Exponential Moving Averages (EMA)

What is an EMA?

The Exponential Moving Average (EMA) is a technical indicator that shows how the price of an asset or security changes over a certain period of time. The indicator places a greater weight and significance on the most recent data points compared to the simple moving average. The aim of all moving averages is to establish the direction in which the price of a security is moving based on past prices. Thus, exponential moving averages are lag indicators. They are not predictive of future prices, and they simply highlight the trend that is being followed by the asset price.
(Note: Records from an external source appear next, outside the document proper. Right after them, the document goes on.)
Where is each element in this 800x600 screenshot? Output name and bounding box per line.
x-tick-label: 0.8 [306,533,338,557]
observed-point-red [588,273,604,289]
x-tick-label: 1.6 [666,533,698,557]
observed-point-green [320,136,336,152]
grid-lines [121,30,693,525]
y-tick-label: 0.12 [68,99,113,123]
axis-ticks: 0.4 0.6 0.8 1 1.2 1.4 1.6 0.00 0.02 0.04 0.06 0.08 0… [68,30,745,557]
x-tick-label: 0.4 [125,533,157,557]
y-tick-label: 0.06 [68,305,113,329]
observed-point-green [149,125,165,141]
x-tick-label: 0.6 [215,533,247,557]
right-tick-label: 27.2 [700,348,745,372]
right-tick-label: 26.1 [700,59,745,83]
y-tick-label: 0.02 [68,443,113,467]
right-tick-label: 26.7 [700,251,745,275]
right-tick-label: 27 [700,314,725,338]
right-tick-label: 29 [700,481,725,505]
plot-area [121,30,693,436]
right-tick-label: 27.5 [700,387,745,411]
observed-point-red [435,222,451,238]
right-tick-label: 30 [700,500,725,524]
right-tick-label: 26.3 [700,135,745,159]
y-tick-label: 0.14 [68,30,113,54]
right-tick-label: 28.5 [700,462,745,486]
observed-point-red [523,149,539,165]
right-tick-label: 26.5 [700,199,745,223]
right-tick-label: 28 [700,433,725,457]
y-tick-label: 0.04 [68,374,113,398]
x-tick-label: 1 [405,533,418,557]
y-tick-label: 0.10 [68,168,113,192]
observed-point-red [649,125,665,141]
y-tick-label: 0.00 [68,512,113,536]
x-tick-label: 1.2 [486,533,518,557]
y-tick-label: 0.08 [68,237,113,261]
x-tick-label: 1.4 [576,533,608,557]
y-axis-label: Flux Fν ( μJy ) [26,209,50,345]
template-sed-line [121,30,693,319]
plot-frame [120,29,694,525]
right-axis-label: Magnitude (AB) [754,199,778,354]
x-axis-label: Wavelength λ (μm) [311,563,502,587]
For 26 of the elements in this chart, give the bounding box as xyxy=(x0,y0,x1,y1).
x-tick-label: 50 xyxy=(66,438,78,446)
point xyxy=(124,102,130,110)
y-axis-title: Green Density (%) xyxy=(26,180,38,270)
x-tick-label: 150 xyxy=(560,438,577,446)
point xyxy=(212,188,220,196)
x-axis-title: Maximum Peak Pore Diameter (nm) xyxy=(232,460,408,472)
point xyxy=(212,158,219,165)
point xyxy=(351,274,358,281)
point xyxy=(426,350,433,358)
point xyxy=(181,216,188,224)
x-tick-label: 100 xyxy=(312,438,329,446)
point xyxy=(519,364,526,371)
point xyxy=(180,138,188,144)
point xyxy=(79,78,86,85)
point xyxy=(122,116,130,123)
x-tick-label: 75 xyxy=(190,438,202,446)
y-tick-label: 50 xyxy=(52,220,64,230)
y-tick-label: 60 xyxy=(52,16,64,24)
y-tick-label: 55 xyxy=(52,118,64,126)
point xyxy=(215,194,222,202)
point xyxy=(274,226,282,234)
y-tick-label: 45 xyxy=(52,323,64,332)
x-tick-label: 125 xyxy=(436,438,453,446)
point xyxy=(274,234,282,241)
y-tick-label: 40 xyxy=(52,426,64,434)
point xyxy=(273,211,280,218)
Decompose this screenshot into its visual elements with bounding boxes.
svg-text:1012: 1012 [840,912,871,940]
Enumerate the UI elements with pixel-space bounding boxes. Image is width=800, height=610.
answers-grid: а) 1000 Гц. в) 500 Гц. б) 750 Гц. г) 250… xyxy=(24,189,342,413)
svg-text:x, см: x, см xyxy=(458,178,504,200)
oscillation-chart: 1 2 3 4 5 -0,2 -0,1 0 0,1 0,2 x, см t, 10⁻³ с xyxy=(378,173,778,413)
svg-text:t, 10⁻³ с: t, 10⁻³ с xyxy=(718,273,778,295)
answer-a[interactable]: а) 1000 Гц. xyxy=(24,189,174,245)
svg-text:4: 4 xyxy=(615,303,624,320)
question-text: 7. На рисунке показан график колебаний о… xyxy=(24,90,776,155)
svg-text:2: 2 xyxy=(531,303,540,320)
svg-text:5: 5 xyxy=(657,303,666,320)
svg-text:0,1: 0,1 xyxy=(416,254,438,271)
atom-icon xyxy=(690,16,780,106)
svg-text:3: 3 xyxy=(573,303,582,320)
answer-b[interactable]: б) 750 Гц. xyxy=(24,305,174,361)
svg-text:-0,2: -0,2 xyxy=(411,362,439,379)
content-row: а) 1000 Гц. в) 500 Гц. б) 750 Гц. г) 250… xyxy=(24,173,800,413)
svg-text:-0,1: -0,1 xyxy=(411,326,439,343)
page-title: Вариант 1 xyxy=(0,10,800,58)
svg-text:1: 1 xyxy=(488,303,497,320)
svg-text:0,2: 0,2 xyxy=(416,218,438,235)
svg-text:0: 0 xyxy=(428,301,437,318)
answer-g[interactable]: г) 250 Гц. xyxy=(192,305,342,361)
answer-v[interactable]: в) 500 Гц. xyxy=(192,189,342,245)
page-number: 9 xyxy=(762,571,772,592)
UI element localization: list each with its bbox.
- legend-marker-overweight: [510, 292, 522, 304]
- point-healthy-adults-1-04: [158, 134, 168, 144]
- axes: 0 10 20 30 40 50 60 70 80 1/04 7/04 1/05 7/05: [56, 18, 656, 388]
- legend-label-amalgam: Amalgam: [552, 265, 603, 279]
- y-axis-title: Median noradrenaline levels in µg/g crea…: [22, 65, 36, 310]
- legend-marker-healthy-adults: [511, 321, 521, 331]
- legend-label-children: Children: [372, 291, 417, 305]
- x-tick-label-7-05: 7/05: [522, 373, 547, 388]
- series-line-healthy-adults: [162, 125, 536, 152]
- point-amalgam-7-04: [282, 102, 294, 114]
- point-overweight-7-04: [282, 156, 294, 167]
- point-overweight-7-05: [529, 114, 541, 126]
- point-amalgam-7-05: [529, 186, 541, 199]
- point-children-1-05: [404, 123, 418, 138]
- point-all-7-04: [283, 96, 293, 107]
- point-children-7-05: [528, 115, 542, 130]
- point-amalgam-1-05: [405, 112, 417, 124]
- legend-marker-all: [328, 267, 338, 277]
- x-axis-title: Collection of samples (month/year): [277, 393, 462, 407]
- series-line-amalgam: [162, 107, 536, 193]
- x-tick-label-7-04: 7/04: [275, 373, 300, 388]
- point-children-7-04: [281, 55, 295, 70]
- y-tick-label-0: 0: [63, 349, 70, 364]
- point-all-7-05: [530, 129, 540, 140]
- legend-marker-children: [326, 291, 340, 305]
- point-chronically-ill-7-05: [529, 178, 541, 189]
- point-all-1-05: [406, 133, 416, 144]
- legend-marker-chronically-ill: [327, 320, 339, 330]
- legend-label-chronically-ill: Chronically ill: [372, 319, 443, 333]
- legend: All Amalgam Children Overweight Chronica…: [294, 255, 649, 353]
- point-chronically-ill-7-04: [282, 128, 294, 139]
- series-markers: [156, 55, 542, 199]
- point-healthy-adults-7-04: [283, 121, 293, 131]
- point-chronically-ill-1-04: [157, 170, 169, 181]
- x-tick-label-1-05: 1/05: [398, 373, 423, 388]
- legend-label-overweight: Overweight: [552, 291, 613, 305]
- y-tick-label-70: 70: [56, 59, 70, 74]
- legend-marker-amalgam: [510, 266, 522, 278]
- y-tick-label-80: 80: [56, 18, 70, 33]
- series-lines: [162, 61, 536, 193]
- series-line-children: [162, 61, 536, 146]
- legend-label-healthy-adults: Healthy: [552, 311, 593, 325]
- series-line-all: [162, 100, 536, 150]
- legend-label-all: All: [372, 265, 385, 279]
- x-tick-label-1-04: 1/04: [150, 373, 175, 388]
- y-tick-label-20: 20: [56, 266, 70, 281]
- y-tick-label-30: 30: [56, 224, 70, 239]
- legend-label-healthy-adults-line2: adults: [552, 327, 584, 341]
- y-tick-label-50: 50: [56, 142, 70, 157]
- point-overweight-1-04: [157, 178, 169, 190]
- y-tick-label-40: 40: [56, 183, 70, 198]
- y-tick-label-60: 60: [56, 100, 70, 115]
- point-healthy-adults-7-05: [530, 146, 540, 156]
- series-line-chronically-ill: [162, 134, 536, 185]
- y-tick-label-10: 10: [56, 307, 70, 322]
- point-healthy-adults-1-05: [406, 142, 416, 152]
Exponential moving average trading strategies

  • When the EMA is moving up, the trend is up. If the EMA is moving down, the trend is down. A EMA200 (200-day EMA) is a common proxy for the long-term trend. EMA50 (50-day EMA) is typically used to gauge the intermediate trend. 
  • Price crossing EMA is often used to trigger trading signals. When prices cross above the EMA, you might want to go long or cover short; when they cross below the EMA, you might want to go short or exit long.
  • EMA crossing is another common trading signal. When a short period EMA crosses above a long period EMA, you may want to go long. You may want to go short when the short-term EMA crosses back below the long-term EMA.

In general, we can use the same rules that apply to SMA when interpreting EMA. Keep in mind that EMA is generally more sensitive to price movement. However, this can be a double-edged sword. On one side, it can help you identify trends earlier than an SMA would. On the flip side, the EMA will probably experience more short-term changes than a corresponding SMA.